What remains? An interesting selection of extracts from Viennese newspaper critics. An expanded edited collection of such criticism might have been more helpful than an argument that probably needed more time to be honed. We never approach the nub of why Mahler’s (partial) decision to write programme music was understood to indicate Jewishness, whereas undoubted resolutions to do so by Berlioz, Liszt, and Richard Strauss were not. Must there not have been something more to the matter, given that the genre’s foremost practitioners were certainly not Jewish? Knittel’s reading is not necessarily invalidated, yet complexities require consideration, not evasion. A chapter on Strauss criticism holds out promise, but its argument turns out to be: Mahler was Jewish and Strauss was not, therefore identical criticisms of Mahler and Strauss are and are not anti-Semitic. As for the claim that Strauss turned his back upon modernism because it was perceived as Jewish, it is arresting, but where is the evidence? One can imagine the contrary being claimed, that he was returning to a comfortable classicism akin to that of Mendelssohn.
It is a tedious hallmark of reviews that they berate the writer for not having included something else. I nevertheless cannot help but wonder at the exclusion of discussions by composers such as Alexander Zemlinsky – Jewish, spurned by Alma – and Arnold Schoenberg, and musicologists such as Guido Adler and Heinrich Schenker. Stefan Zweig is dismissed (naïvely?): ‘it must be said, … a rather naïve and self-centred man’. Such figures would, despite their exceptionalism, have something to say about prejudices of ‘mere’ critics and reasons for hostility extending beyond or illuminating anti-Semitism.

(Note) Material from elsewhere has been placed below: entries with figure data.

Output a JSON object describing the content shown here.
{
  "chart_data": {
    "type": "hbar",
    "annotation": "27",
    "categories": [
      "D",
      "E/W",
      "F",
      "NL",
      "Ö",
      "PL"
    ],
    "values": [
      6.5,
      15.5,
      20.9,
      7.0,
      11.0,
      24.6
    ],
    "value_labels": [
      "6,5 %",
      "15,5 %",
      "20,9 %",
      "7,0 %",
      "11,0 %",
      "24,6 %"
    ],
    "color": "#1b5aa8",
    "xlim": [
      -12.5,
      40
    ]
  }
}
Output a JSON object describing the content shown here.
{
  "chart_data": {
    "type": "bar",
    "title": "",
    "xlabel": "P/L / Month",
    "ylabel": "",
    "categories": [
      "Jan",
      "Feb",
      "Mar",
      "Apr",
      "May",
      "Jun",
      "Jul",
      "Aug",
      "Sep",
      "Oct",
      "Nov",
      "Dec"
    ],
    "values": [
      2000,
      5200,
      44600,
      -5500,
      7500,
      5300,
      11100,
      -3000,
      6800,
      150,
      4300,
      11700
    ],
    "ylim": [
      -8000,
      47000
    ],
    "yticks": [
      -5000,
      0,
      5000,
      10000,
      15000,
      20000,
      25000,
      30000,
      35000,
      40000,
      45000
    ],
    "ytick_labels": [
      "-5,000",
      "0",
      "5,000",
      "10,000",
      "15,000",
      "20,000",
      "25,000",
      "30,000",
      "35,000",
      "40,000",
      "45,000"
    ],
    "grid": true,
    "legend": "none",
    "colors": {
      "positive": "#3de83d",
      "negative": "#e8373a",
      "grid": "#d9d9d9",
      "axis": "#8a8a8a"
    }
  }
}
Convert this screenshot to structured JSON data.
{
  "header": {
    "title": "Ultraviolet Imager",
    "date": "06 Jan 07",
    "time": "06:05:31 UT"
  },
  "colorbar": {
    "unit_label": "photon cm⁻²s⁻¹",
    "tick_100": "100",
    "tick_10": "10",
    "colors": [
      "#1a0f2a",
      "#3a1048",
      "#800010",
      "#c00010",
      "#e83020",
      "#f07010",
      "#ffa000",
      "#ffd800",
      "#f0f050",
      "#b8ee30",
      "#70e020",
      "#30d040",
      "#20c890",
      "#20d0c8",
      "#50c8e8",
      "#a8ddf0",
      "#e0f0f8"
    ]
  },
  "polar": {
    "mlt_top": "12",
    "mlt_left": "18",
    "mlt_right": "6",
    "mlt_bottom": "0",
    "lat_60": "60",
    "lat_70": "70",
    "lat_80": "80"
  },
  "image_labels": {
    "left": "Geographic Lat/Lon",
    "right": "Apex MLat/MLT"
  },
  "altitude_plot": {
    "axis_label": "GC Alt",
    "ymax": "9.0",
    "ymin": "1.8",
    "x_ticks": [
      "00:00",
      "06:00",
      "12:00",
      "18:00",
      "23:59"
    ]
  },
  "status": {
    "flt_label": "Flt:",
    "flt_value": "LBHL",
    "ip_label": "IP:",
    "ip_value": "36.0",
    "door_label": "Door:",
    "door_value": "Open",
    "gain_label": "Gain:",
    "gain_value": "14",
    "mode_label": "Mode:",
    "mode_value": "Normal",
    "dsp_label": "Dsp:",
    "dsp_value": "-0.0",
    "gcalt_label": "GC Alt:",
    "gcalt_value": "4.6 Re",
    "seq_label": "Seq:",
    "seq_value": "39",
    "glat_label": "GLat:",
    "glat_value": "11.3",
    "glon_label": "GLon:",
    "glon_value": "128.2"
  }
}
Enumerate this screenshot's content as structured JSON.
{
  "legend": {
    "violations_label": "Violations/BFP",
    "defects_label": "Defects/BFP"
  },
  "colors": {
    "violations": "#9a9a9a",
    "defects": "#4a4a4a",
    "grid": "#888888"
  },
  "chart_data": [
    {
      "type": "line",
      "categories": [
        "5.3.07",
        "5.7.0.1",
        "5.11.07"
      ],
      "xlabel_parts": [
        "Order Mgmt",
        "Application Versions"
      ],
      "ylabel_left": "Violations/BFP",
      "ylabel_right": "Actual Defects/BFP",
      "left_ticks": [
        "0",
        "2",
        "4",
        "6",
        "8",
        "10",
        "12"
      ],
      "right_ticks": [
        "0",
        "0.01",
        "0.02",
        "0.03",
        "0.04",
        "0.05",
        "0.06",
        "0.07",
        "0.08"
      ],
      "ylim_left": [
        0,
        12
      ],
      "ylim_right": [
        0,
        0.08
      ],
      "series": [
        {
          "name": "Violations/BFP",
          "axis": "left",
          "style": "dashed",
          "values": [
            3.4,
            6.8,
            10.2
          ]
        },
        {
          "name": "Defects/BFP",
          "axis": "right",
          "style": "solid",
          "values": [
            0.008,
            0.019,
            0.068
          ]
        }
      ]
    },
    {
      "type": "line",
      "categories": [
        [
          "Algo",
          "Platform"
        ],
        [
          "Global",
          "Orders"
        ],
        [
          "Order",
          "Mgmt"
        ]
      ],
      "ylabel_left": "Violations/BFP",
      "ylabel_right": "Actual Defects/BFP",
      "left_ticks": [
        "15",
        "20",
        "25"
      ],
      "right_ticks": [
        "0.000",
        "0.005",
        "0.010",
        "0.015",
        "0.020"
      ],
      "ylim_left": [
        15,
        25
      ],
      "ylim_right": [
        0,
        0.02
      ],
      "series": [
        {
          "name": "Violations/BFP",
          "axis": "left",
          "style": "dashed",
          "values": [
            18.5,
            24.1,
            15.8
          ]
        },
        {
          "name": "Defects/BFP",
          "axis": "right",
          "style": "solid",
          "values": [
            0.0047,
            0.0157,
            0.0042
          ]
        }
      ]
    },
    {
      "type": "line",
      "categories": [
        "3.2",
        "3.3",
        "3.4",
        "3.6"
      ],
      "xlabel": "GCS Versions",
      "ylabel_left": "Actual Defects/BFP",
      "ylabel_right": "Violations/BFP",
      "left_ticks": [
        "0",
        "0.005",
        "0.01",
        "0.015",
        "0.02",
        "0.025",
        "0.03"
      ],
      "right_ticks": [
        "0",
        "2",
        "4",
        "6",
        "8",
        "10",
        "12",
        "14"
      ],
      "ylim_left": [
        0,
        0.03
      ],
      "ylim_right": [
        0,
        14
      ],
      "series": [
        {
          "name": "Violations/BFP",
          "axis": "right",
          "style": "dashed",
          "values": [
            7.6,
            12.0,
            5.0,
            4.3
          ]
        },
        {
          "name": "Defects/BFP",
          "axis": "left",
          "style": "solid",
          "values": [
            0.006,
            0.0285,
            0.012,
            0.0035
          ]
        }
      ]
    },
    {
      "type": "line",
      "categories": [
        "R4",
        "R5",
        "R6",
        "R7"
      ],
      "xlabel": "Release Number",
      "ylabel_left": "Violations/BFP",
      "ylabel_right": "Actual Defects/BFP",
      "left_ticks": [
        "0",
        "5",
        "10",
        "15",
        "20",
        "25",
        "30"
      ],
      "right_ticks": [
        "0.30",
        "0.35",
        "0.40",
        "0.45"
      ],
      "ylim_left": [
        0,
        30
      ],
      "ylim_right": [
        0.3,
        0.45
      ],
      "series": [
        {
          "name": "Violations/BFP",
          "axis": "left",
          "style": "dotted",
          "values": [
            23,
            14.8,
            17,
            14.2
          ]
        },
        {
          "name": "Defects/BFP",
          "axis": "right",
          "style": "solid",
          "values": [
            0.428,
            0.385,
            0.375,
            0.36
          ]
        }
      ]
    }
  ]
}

Mahler’s time having come – he predicted to Alma that it would, when Strauss’s had ended – might even signal acceptance, indeed approbation, of ‘Jewish’ aspects to his music. Alternatively, even if they exist, that may have little connection to his present esteem. Our view may depend upon preference for Bernstein’s Mahler as agent of personal redemption or Pierre Boulez’s Mahler as modernist godfather. We should not, however, decide upon the outcome before conducting the investigation.